Oil prices closed lower on Monday as demand worries were compounded by “disappointing economic numbers flowing from China along with a surprise slowdown in European manufacturing.” Brent crude futures for November fell 59 cents, or 0.8%, to $73.90 a barrel, while U.S. crude futures for November dropped 63 cents, or 0.9%, to $70.37.
Euro zone business activity contracted unexpectedly, while U.S. business activity remained steady, though average prices charged for goods and services rose “at the fastest pace in six months,” potentially signaling rising inflation. China, meanwhile, continues to battle deflationary pressures despite policy efforts to spur domestic spending. Geopolitical tensions, including Israel’s airstrikes on Hezbollah targets, added supply concerns. Dennis Kissler, senior vice president at BOK Financial, noted that “more attacks from Israel on Lebanon spawn fear that Iran will become more involved, which raises the probability of oil exports being at risk.” Additionally, a tropical disturbance near the Gulf of Mexico led Shell and Chevron to shut down or evacuate personnel from oil platforms as a precaution.

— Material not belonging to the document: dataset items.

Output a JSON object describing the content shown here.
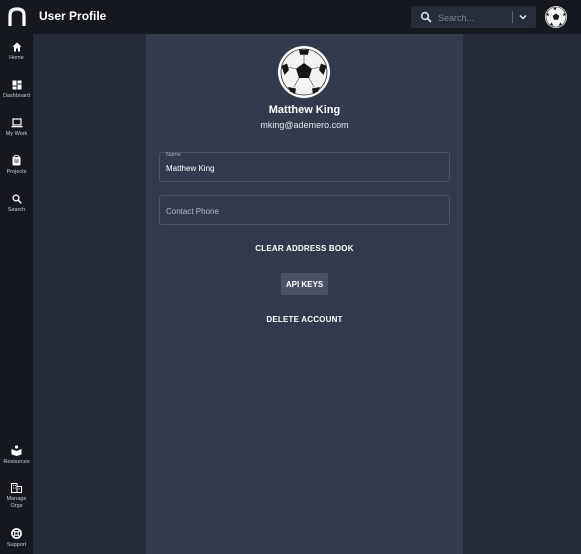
{
  "app": {
    "title": "User Profile",
    "brand_icon": "n-logo-icon"
  },
  "search": {
    "placeholder": "Search...",
    "icon": "search-icon",
    "dropdown_icon": "chevron-down-icon"
  },
  "header": {
    "avatar_icon": "soccer-ball-avatar"
  },
  "sidebar": {
    "items": [
      {
        "label": "Home",
        "icon": "home-icon"
      },
      {
        "label": "Dashboard",
        "icon": "dashboard-icon"
      },
      {
        "label": "My Work",
        "icon": "laptop-icon"
      },
      {
        "label": "Projects",
        "icon": "clipboard-icon"
      },
      {
        "label": "Search",
        "icon": "search-icon"
      }
    ],
    "bottom_items": [
      {
        "label": "Resources",
        "icon": "resources-icon"
      },
      {
        "label_line1": "Manage",
        "label_line2": "Orgs",
        "icon": "building-icon"
      },
      {
        "label": "Support",
        "icon": "lifebuoy-icon"
      }
    ]
  },
  "profile": {
    "name": "Matthew King",
    "email": "mking@ademero.com",
    "avatar_icon": "soccer-ball-avatar",
    "name_field": {
      "label": "Name",
      "value": "Matthew King"
    },
    "phone_field": {
      "placeholder": "Contact Phone",
      "value": ""
    },
    "clear_address_book_label": "CLEAR ADDRESS BOOK",
    "api_keys_label": "API KEYS",
    "delete_account_label": "DELETE ACCOUNT"
  },
  "colors": {
    "topbar": "#15181f",
    "sidebar": "#15181f",
    "side_columns": "#262b3a",
    "main_panel": "#323a4e",
    "button": "#4a5265"
  }
}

U.S. crude oil stockpiles were expected to have dropped by about 1.2 million barrels last week. Both oil benchmarks rose over 4% last week, buoyed by the U.S. Federal Reserve’s decision to cut interest rates by 50 basis points. Chicago Fed President Austan Goolsbee said he expects “many more rate cuts over the next year” as the central bank aims for a “soft landing” for the economy.